Grandma may not be the first suspect when painkillers vanish from the medicine cabinet.
But many elderly Americans are fighting often-hidden battles with prescription drug abuse, a Florida addiction specialist cautioned Thursday in Pittsburgh. John Dyben suggested nearly 2.9 million older adults nationwide may face the problem, a figure that fits into federal estimates on overall substance abuse among those at least 60 years old.
“The reality is that it’s happening a lot,” said Mr. Dyben, director of older adult treatment services at the Hanley Center in West Palm Beach. The facility is among few residential programs in the United States that specialize in substance abuse care for the elderly, whose addictions can worsen pre-existing health conditions, he said.
Mr. Dyben delivered the warning to about 350 people at the Sheraton Pittsburgh Hotel at Station Square, where a two-day conference on the opioid crisis is being held. Cleveland-based Vendome Healthcare Media pulled together the event, whose attendees include a cross-section of counselors, therapists and doctors from across the area. Speakers on Thursday put an emphasis on strategies for slashing overuse of narcotics. More than 14,000 people died in 2014 from overdoses involving prescription forms of the drugs, such as oxycodone and hydrocodone, according to the Centers for Disease Control and Prevention.
Recovery ”programs aren’t as friendly as we think they are,” said Peter F. Luongo, executive director at the Downtown-based Institute for Research, Education and Training in Addictions. He said specialists should give a sense of hope to recovering addicts, who can face deadly relapses once when they leave treatment.
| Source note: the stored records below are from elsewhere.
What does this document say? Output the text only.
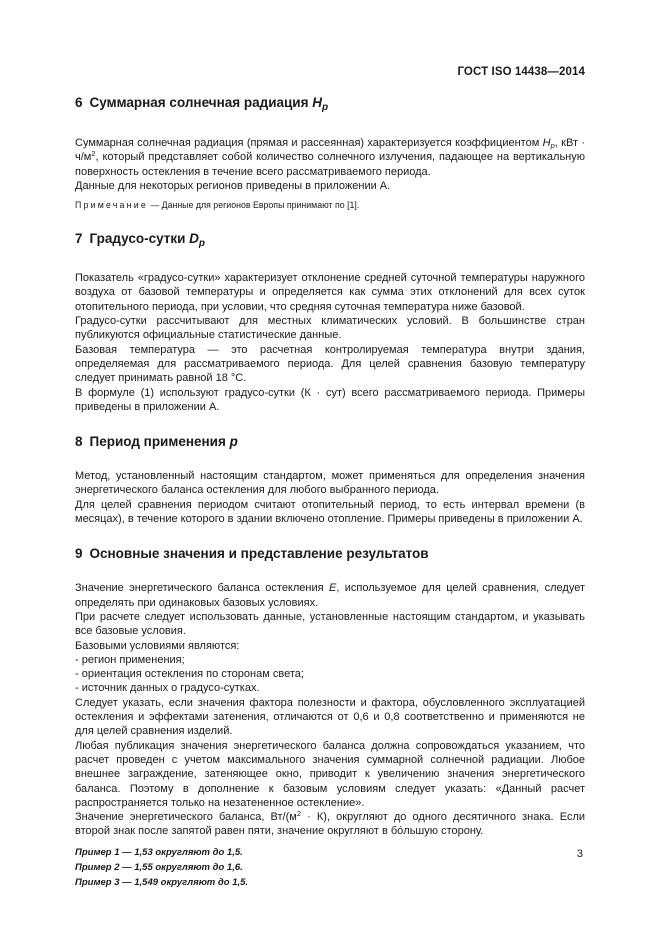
ГОСТ ISO 14438—2014
6 Суммарная солнечная радиация $H_p$

Суммарная солнечная радиация (прямая и рассеянная) характеризуется коэффициентом $H_p$, кВт · $ч/м^2$, который представляет собой количество солнечного излучения, падающее на вертикальную поверхность остекления в течение всего рассматриваемого периода.

Данные для некоторых регионов приведены в приложении А.

Примечание — Данные для регионов Европы принимают по [1].

7 Градусо-сутки $D_p$

Показатель «градусо-сутки» характеризует отклонение средней суточной температуры наружного воздуха от базовой температуры и определяется как сумма этих отклонений для всех суток отопительного периода, при условии, что средняя суточная температура ниже базовой.

Градусо-сутки рассчитывают для местных климатических условий. В большинстве стран публикуются официальные статистические данные.

Базовая температура — это расчетная контролируемая температура внутри здания, определяемая для рассматриваемого периода. Для целей сравнения базовую температуру следует принимать равной 18 °С.

В формуле (1) используют градусо-сутки (К · сут) всего рассматриваемого периода. Примеры приведены в приложении А.

8 Период применения p

Метод, установленный настоящим стандартом, может применяться для определения значения энергетического баланса остекления для любого выбранного периода.

Для целей сравнения периодом считают отопительный период, то есть интервал времени (в месяцах), в течение которого в здании включено отопление. Примеры приведены в приложении А.

9 Основные значения и представление результатов

Значение энергетического баланса остекления E, используемое для целей сравнения, следует определять при одинаковых базовых условиях.

При расчете следует использовать данные, установленные настоящим стандартом, и указывать все базовые условия.

Базовыми условиями являются:

- регион применения;

- ориентация остекления по сторонам света;

- источник данных о градусо-сутках.

Следует указать, если значения фактора полезности и фактора, обусловленного эксплуатацией остекления и эффектами затенения, отличаются от 0,6 и 0,8 соответственно и применяются не для целей сравнения изделий.

Любая публикация значения энергетического баланса должна сопровождаться указанием, что расчет проведен с учетом максимального значения суммарной солнечной радиации. Любое внешнее заграждение, затеняющее окно, приводит к увеличению значения энергетического баланса. Поэтому в дополнение к базовым условиям следует указать: «Данный расчет распространяется только на незатененное остекление».

Значение энергетического баланса, $Вт/(м^2 \cdot К)$, округляют до одного десятичного знака. Если второй знак после запятой равен пяти, значение округляют в бóльшую сторону.

Пример 1 — 1,53 округляют до 1,5.
Пример 2 — 1,55 округляют до 1,6.
Пример 3 — 1,549 округляют до 1,5.
3
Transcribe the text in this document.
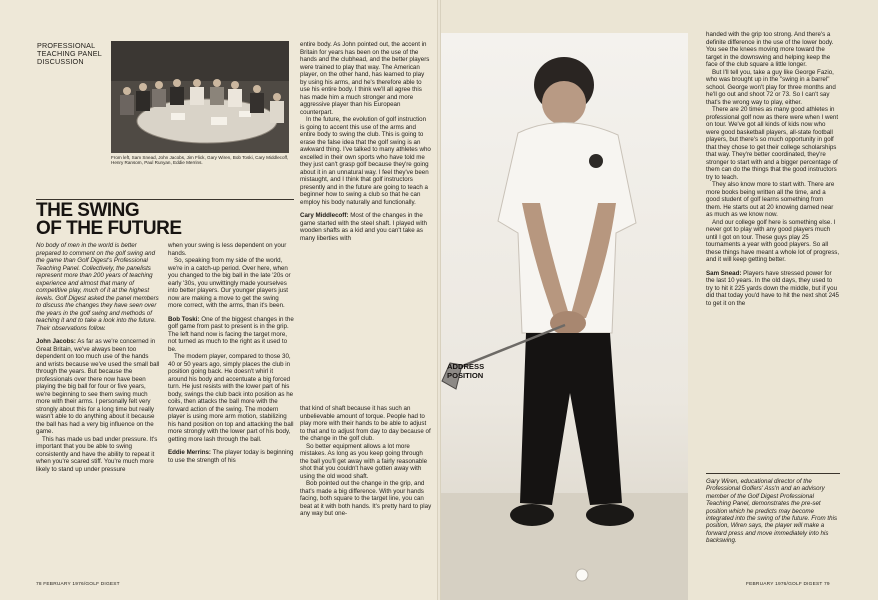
PROFESSIONAL
TEACHING PANEL
DISCUSSION
From left, Sam Snead, John Jacobs, Jim Flick, Gary Wiren, Bob Toski, Cary Middlecoff, Henry Ransom, Paul Runyan, Eddie Merrins.
THE SWING
OF THE FUTURE

No body of men in the world is better prepared to comment on the golf swing and the game than Golf Digest's Professional Teaching Panel. Collectively, the panelists represent more than 200 years of teaching experience and almost that many of competitive play, much of it at the highest levels. Golf Digest asked the panel members to discuss the changes they have seen over the years in the golf swing and methods of teaching it and to take a look into the future. Their observations follow.

John Jacobs: As far as we're concerned in Great Britain, we've always been too dependent on too much use of the hands and wrists because we've used the small ball through the years. But because the professionals over there now have been playing the big ball for four or five years, we're beginning to see them swing much more with their arms. I personally felt very strongly about this for a long time but really wasn't able to do anything about it because the ball has had a very big influence on the game.

This has made us bad under pressure. It's important that you be able to swing consistently and have the ability to repeat it when you're scared stiff. You're much more likely to stand up under pressure

when your swing is less dependent on your hands.

So, speaking from my side of the world, we're in a catch-up period. Over here, when you changed to the big ball in the late '20s or early '30s, you unwittingly made yourselves into better players. Our younger players just now are making a move to get the swing more correct, with the arms, than it's been.

Bob Toski: One of the biggest changes in the golf game from past to present is in the grip. The left hand now is facing the target more, not turned as much to the right as it used to be.

The modern player, compared to those 30, 40 or 50 years ago, simply places the club in position going back. He doesn't whirl it around his body and accentuate a big forced turn. He just resists with the lower part of his body, swings the club back into position as he coils, then attacks the ball more with the forward action of the swing. The modern player is using more arm motion, stabilizing his hand position on top and attacking the ball more strongly with the lower part of his body, getting more lash through the ball.

Eddie Merrins: The player today is beginning to use the strength of his

entire body. As John pointed out, the accent in Britain for years has been on the use of the hands and the clubhead, and the better players were trained to play that way. The American player, on the other hand, has learned to play by using his arms, and he's therefore able to use his entire body. I think we'll all agree this has made him a much stronger and more aggressive player than his European counterpart.

In the future, the evolution of golf instruction is going to accent this use of the arms and entire body to swing the club. This is going to erase the false idea that the golf swing is an awkward thing. I've talked to many athletes who excelled in their own sports who have told me they just can't grasp golf because they're going about it in an unnatural way. I feel they've been mistaught, and I think that golf instructors presently and in the future are going to teach a beginner how to swing a club so that he can employ his body naturally and functionally.

Cary Middlecoff: Most of the changes in the game started with the steel shaft. I played with wooden shafts as a kid and you can't take as many liberties with

that kind of shaft because it has such an unbelievable amount of torque. People had to play more with their hands to be able to adjust to that and to adjust from day to day because of the change in the golf club.

So better equipment allows a lot more mistakes. As long as you keep going through the ball you'll get away with a fairly reasonable shot that you couldn't have gotten away with using the old wood shaft.

Bob pointed out the change in the grip, and that's made a big difference. With your hands facing, both square to the target line, you can beat at it with both hands. It's pretty hard to play any way but one-

78 FEBRUARY 1976/GOLF DIGEST
ADDRESS
POSITION

handed with the grip too strong. And there's a definite difference in the use of the lower body. You see the knees moving more toward the target in the downswing and helping keep the face of the club square a little longer.

But I'll tell you, take a guy like George Fazio, who was brought up in the "swing in a barrel" school. George won't play for three months and he'll go out and shoot 72 or 73. So I can't say that's the wrong way to play, either.

There are 20 times as many good athletes in professional golf now as there were when I went on tour. We've got all kinds of kids now who were good basketball players, all-state football players, but there's so much opportunity in golf that they chose to get their college scholarships that way. They're better coordinated, they're stronger to start with and a bigger percentage of them can do the things that the good instructors try to teach.

They also know more to start with. There are more books being written all the time, and a good student of golf learns something from them. He starts out at 20 knowing darned near as much as we know now.

And our college golf here is something else. I never got to play with any good players much until I got on tour. These guys play 25 tournaments a year with good players. So all these things have meant a whole lot of progress, and it will keep getting better.

Sam Snead: Players have stressed power for the last 10 years. In the old days, they used to try to hit it 225 yards down the middle, but if you did that today you'd have to hit the next shot 245 to get it on the

Gary Wiren, educational director of the Professional Golfers' Ass'n and an advisory member of the Golf Digest Professional Teaching Panel, demonstrates the pre-set position which he predicts may become integrated into the swing of the future. From this position, Wiren says, the player will make a forward press and move immediately into his backswing.
FEBRUARY 1976/GOLF DIGEST 79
Likewise, the help shouldn’t follow a ”cookie-cutter” model that supplies identical care to each patient, said Thomas M. Baier, a senior executive director at JEVS Human Services in Philadelphia. He said care can “be whatever it needs to be” — as long as it works.
“We’re talking about human beings here,” said Mr. Baier, who oversees methadone clinics. “There are too, too many variables.”
As for older patients, Mr. Dyben said conversational approaches to screening can help health care workers identify those with substance abuse problems. Nearly 12 million Medicare beneficiaries received at least one prescription for an opioid painkiller last year, according to a federal report released this week.